With red and blue flames on an all-caps label, Hampden Estate Rum Fire Overproof Jamaican Rum isn't for the faint of heart. The bottle and its label stare you down like a Sith Lord, daring you to confront the contents within. This liquor feels as hot as it looks. And while it may be an adventurous base for your mai tai, you should keep some things in mind.

"A mai tai with Rum Fire can get a little overpowering," James Oppedisano warned us. Yet, Hampden Estates describes the fragrance of its liquor as true to the essence of white rum. The brand uses denominators such as "genuine" and "authentic," and although Oppedisano cautions that "for people who aren't into rum, it can be a little too much," Hampden stakes a claim that Rum Fire has a dedicated community of fans who value its un-aged potency.

Certainly, those willing to conquer this leviathan will likely come to appreciate the ferocity of Rum Fire. Adventurous mixologists will find plenty of mai tai inspiration with this rum's depth of flavor, which includes ripe banana, mint, apple, and clove notes.

Clairin Sajous

Originating in rural Haiti, clairin is a category of rum that resembles rhum agricole. While it offers the same vegetal and grassy notes as agricole, clairin also ships strong funk and even a bit of salinity. Some have even called it rum's answer to mezcal. Until a few years ago, clairin was hard to come by in the U.S., but importers are now increasingly bringing the spirit stateside as Americans grow to appreciate it. At Hala Kahiki, the bartenders have been woodshedding Haitian mai tais that make use of clairin.

Per James Oppedisano, "I've never really experimented with [clairin rum] until the last two years or so. They've really surprised me because there are so many options. They go so many different ways. They're fun!"

For a mai tai, Oppedisano suggests using Clairin Sajous as a like-for-like replacement for rhum agricole. Depending on personal preference, you could use a one-to-one ratio of clairin to a pot still rum. The bartenders at Hala Kahiki, however, have been favoring more of a two-to-one ratio, with the favor going to clairin.
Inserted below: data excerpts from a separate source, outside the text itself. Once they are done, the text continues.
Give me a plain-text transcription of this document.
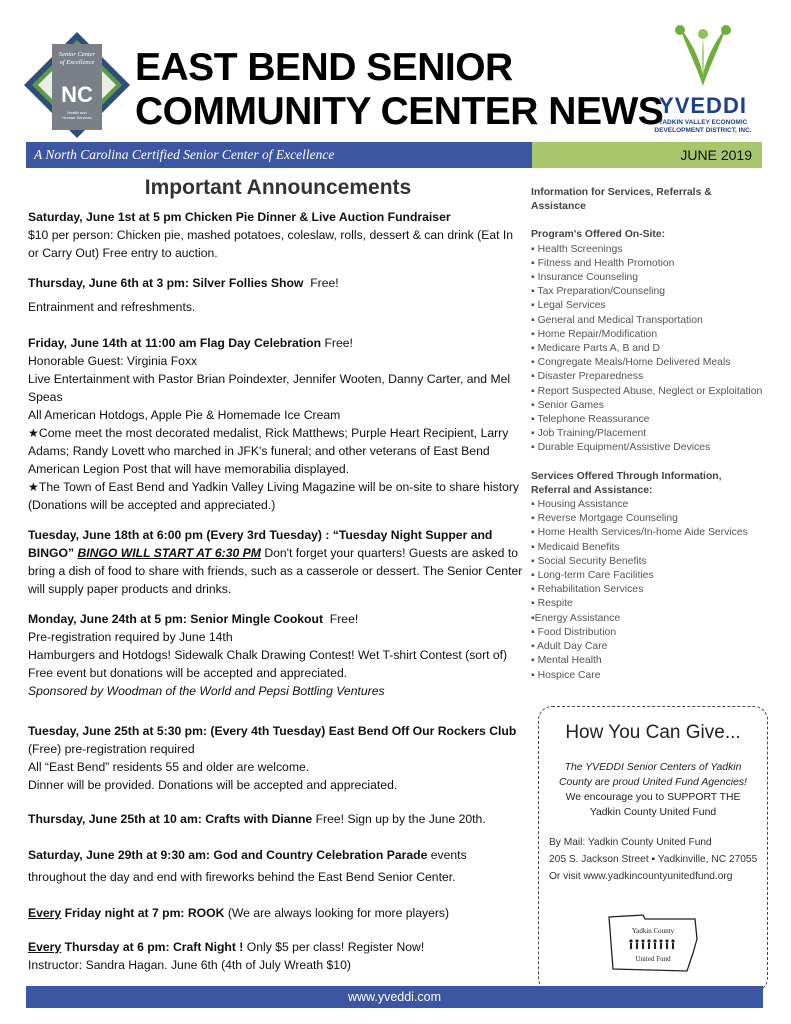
Senior Center
of Excellence
NC
Health and
Human Services
EAST BEND SENIOR
COMMUNITY CENTER NEWS
YVEDDI
YADKIN VALLEY ECONOMIC DEVELOPMENT DISTRICT, INC.
A North Carolina Certified Senior Center of Excellence	JUNE 2019
Important Announcements

Saturday, June 1st at 5 pm Chicken Pie Dinner & Live Auction Fundraiser

$10 per person: Chicken pie, mashed potatoes, coleslaw, rolls, dessert & can drink (Eat In or Carry Out) Free entry to auction.

Thursday, June 6th at 3 pm: Silver Follies Show Free!

Entrainment and refreshments.

Friday, June 14th at 11:00 am Flag Day Celebration Free!

Honorable Guest: Virginia Foxx

Live Entertainment with Pastor Brian Poindexter, Jennifer Wooten, Danny Carter, and Mel Speas

All American Hotdogs, Apple Pie & Homemade Ice Cream

★Come meet the most decorated medalist, Rick Matthews; Purple Heart Recipient, Larry Adams; Randy Lovett who marched in JFK's funeral; and other veterans of East Bend American Legion Post that will have memorabilia displayed.

★The Town of East Bend and Yadkin Valley Living Magazine will be on-site to share history (Donations will be accepted and appreciated.)

Tuesday, June 18th at 6:00 pm (Every 3rd Tuesday) : “Tuesday Night Supper and BINGO” BINGO WILL START AT 6:30 PM Don't forget your quarters! Guests are asked to bring a dish of food to share with friends, such as a casserole or dessert. The Senior Center will supply paper products and drinks.

Monday, June 24th at 5 pm: Senior Mingle Cookout Free!

Pre-registration required by June 14th

Hamburgers and Hotdogs! Sidewalk Chalk Drawing Contest! Wet T-shirt Contest (sort of) Free event but donations will be accepted and appreciated.

Sponsored by Woodman of the World and Pepsi Bottling Ventures

Tuesday, June 25th at 5:30 pm: (Every 4th Tuesday) East Bend Off Our Rockers Club (Free) pre-registration required

All “East Bend” residents 55 and older are welcome.

Dinner will be provided. Donations will be accepted and appreciated.

Thursday, June 25th at 10 am: Crafts with Dianne Free! Sign up by the June 20th.

Saturday, June 29th at 9:30 am: God and Country Celebration Parade events throughout the day and end with fireworks behind the East Bend Senior Center.

Every Friday night at 7 pm: ROOK (We are always looking for more players)

Every Thursday at 6 pm: Craft Night ! Only $5 per class! Register Now!

Instructor: Sandra Hagan. June 6th (4th of July Wreath $10)

Information for Services, Referrals & Assistance
Program's Offered On-Site:
▪ Health Screenings
▪ Fitness and Health Promotion
▪ Insurance Counseling
▪ Tax Preparation/Counseling
▪ Legal Services
▪ General and Medical Transportation
▪ Home Repair/Modification
▪ Medicare Parts A, B and D
▪ Congregate Meals/Home Delivered Meals
▪ Disaster Preparedness
▪ Report Suspected Abuse, Neglect or Exploitation
▪ Senior Games
▪ Telephone Reassurance
▪ Job Training/Placement
▪ Durable Equipment/Assistive Devices
Services Offered Through Information, Referral and Assistance:
▪ Housing Assistance
▪ Reverse Mortgage Counseling
▪ Home Health Services/In-home Aide Services
▪ Medicaid Benefits
▪ Social Security Benefits
▪ Long-term Care Facilities
▪ Rehabilitation Services
▪ Respite
▪Energy Assistance
▪ Food Distribution
▪ Adult Day Care
▪ Mental Health
▪ Hospice Care
How You Can Give...
The YVEDDI Senior Centers of Yadkin County are proud United Fund Agencies!
We encourage you to SUPPORT THE Yadkin County United Fund
By Mail: Yadkin County United Fund
205 S. Jackson Street ▪ Yadkinville, NC 27055
Or visit www.yadkincountyunitedfund.org
Yadkin County
United Fund
www.yveddi.com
"You can get such vibrant flavors and gives it almost like a salinity," Oppedisano says. "It just completely elevates the flavor profile." For Sajous, organic ingredients combine to form a creative meld of apple, olive, bee pollen, and pickled herb notes. This bottle may be pricier, but it can create some of the most unique expressions of a mai tai that you're likely to find.
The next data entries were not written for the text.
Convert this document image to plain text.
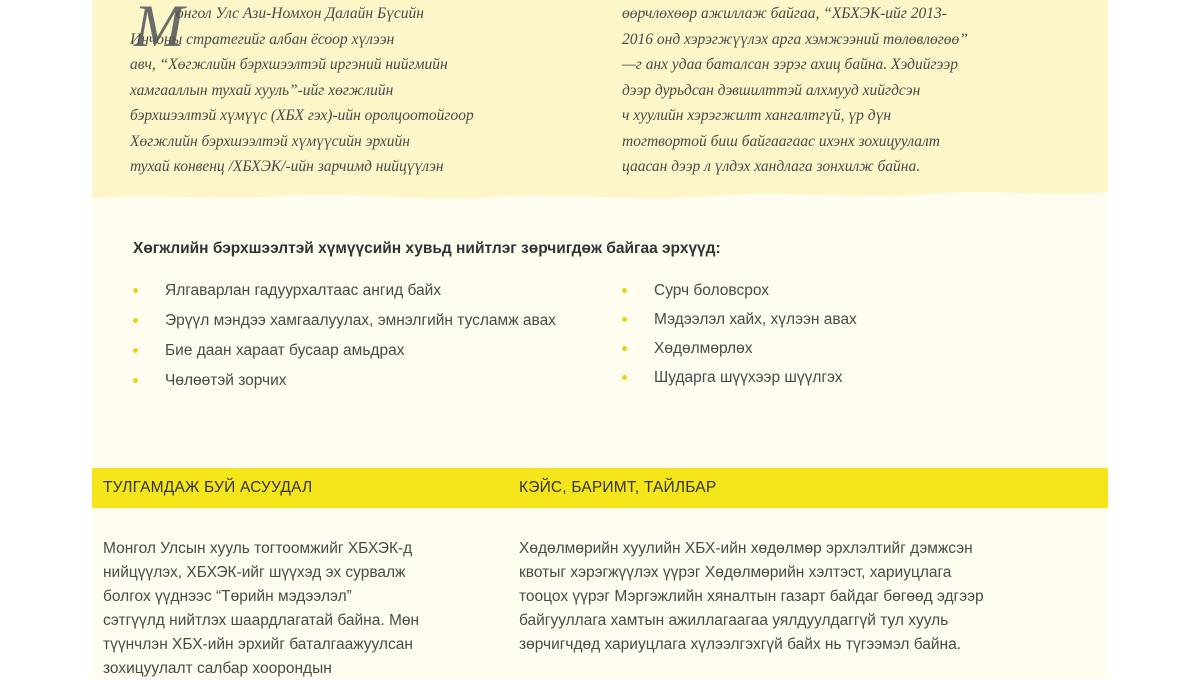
М
онгол Улс Ази-Номхон Далайн Бүсийн
Инчоны стратегийг албан ёсоор хүлээн
авч, “Хөгжлийн бэрхшээлтэй иргэний нийгмийн
хамгааллын тухай хууль”-ийг хөгжлийн
бэрхшээлтэй хүмүүс (ХБХ гэх)-ийн оролцоотойгоор
Хөгжлийн бэрхшээлтэй хүмүүсийн эрхийн
тухай конвенц /ХБХЭК/-ийн зарчимд нийцүүлэн
өөрчлөхөөр ажиллаж байгаа, “ХБХЭК-ийг 2013-
2016 онд хэрэгжүүлэх арга хэмжээний төлөвлөгөө”
—г анх удаа баталсан зэрэг ахиц байна. Хэдийгээр
дээр дурьдсан дэвшилттэй алхмууд хийгдсэн
ч хуулийн хэрэгжилт хангалтгүй, үр дүн
тогтвортой биш байгаагаас ихэнх зохицуулалт
цаасан дээр л үлдэх хандлага зонхилж байна.
Хөгжлийн бэрхшээлтэй хүмүүсийн хувьд нийтлэг зөрчигдөж байгаа эрхүүд:
Ялгаварлан гадуурхалтаас ангид байх
Эрүүл мэндээ хамгаалуулах, эмнэлгийн тусламж авах
Бие даан хараат бусаар амьдрах
Чөлөөтэй зорчих
Сурч боловсрох
Мэдээлэл хайх, хүлээн авах
Хөдөлмөрлөх
Шударга шүүхээр шүүлгэх
ТУЛГАМДАЖ БУЙ АСУУДАЛ	КЭЙС, БАРИМТ, ТАЙЛБАР
Монгол Улсын хууль тогтоомжийг ХБХЭК-д
нийцүүлэх, ХБХЭК-ийг шүүхэд эх сурвалж
болгох үүднээс “Төрийн мэдээлэл”
сэтгүүлд нийтлэх шаардлагатай байна. Мөн
түүнчлэн ХБХ-ийн эрхийг баталгаажуулсан
зохицуулалт салбар хоорондын
Хөдөлмөрийн хуулийн ХБХ-ийн хөдөлмөр эрхлэлтийг дэмжсэн
квотыг хэрэгжүүлэх үүрэг Хөдөлмөрийн хэлтэст, хариуцлага
тооцох үүрэг Мэргэжлийн хяналтын газарт байдаг бөгөөд эдгээр
байгууллага хамтын ажиллагаагаа уялдуулдаггүй тул хууль
зөрчигчдөд хариуцлага хүлээлгэхгүй байх нь түгээмэл байна.
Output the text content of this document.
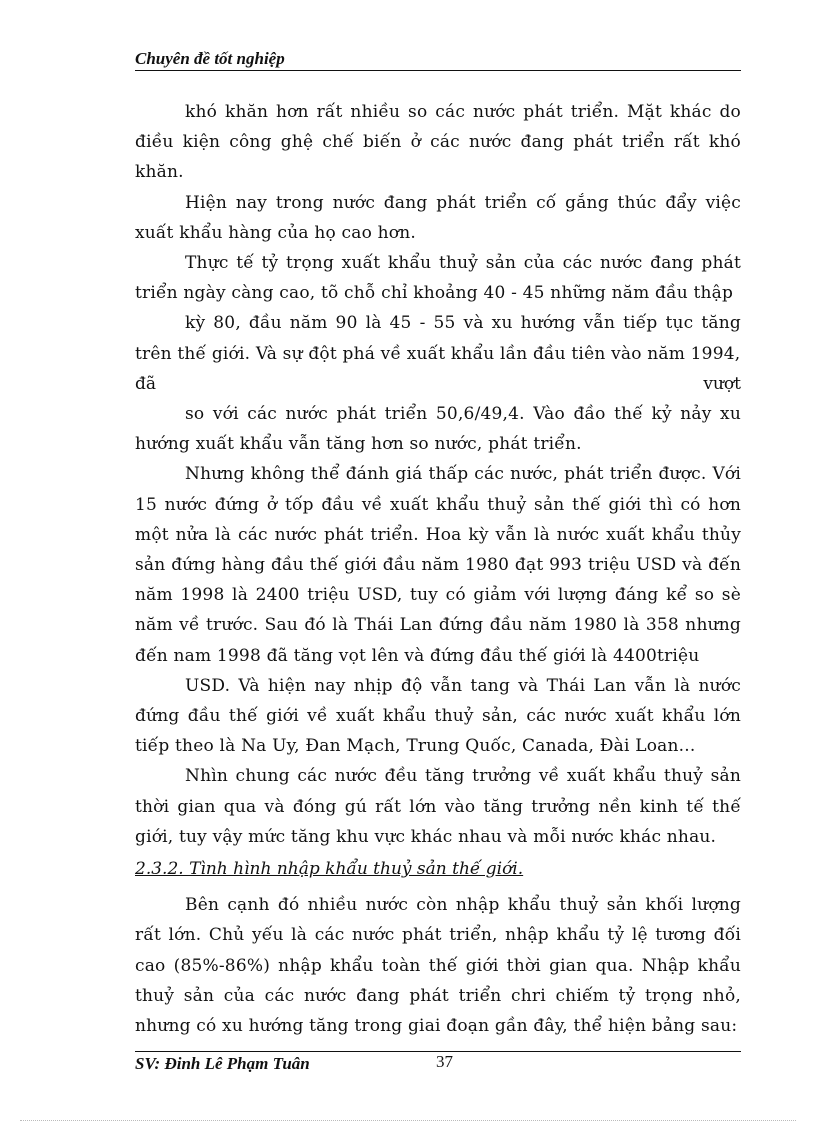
Chuyên đề tốt nghiệp

khó khăn hơn rất nhiều so các nước phát triển. Mặt khác do điều kiện công ghệ chế biến ở các nước đang phát triển rất khó khăn.

Hiện nay trong nước đang phát triển cố gắng thúc đẩy việc xuất khẩu hàng của họ cao hơn.

Thực tế tỷ trọng xuất khẩu thuỷ sản của các nước đang phát triển ngày càng cao, tõ chỗ chỉ khoảng 40 - 45 những năm đầu thập

kỳ 80, đầu năm 90 là 45 - 55 và xu hướng vẫn tiếp tục tăng trên thế giới. Và sự đột phá về xuất khẩu lần đầu tiên vào năm 1994,

đã	vượt

so với các nước phát triển 50,6/49,4. Vào đầo thế kỷ nảy xu hướng xuất khẩu vẫn tăng hơn so nước, phát triển.

Nhưng không thể đánh giá thấp các nước, phát triển được. Với 15 nước đứng ở tốp đầu về xuất khẩu thuỷ sản thế giới thì có hơn một nửa là các nước phát triển. Hoa kỳ vẫn là nước xuất khẩu thủy sản đứng hàng đầu thế giới đầu năm 1980 đạt 993 triệu USD và đến năm 1998 là 2400 triệu USD, tuy có giảm với lượng đáng kể so sè năm về trước. Sau đó là Thái Lan đứng đầu năm 1980 là 358 nhưng đến nam 1998 đã tăng vọt lên và đứng đầu thế giới là 4400triệu

USD. Và hiện nay nhịp độ vẫn tang và Thái Lan vẫn là nước đứng đầu thế giới về xuất khẩu thuỷ sản, các nước xuất khẩu lớn tiếp theo là Na Uy, Đan Mạch, Trung Quốc, Canada, Đài Loan...

Nhìn chung các nước đều tăng trưởng về xuất khẩu thuỷ sản thời gian qua và đóng gú rất lớn vào tăng trưởng nền kinh tế thế giới, tuy vậy mức tăng khu vực khác nhau và mỗi nước khác nhau.

2.3.2. Tình hình nhập khẩu thuỷ sản thế giới.

Bên cạnh đó nhiều nước còn nhập khẩu thuỷ sản khối lượng rất lớn. Chủ yếu là các nước phát triển, nhập khẩu tỷ lệ tương đối cao (85%-86%) nhập khẩu toàn thế giới thời gian qua. Nhập khẩu thuỷ sản của các nước đang phát triển chri chiếm tỷ trọng nhỏ, nhưng có xu hướng tăng trong giai đoạn gần đây, thể hiện bảng sau:

SV: Đinh Lê Phạm Tuân	37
To determine the best rums possible for making mai tais, we reached out to a pair of experts who know the drink well. Anton Kinloch attended the Culinary Institute of America before becoming the principal owner of the temporarily closed Fuchsia Tiki Bar in New Paltz, New York. James Oppedisano is a co-owner of Chicago's iconic Hala Kahiki Tropical Lounge, which first opened at its current location in 1964, and has been operated by his family for generations.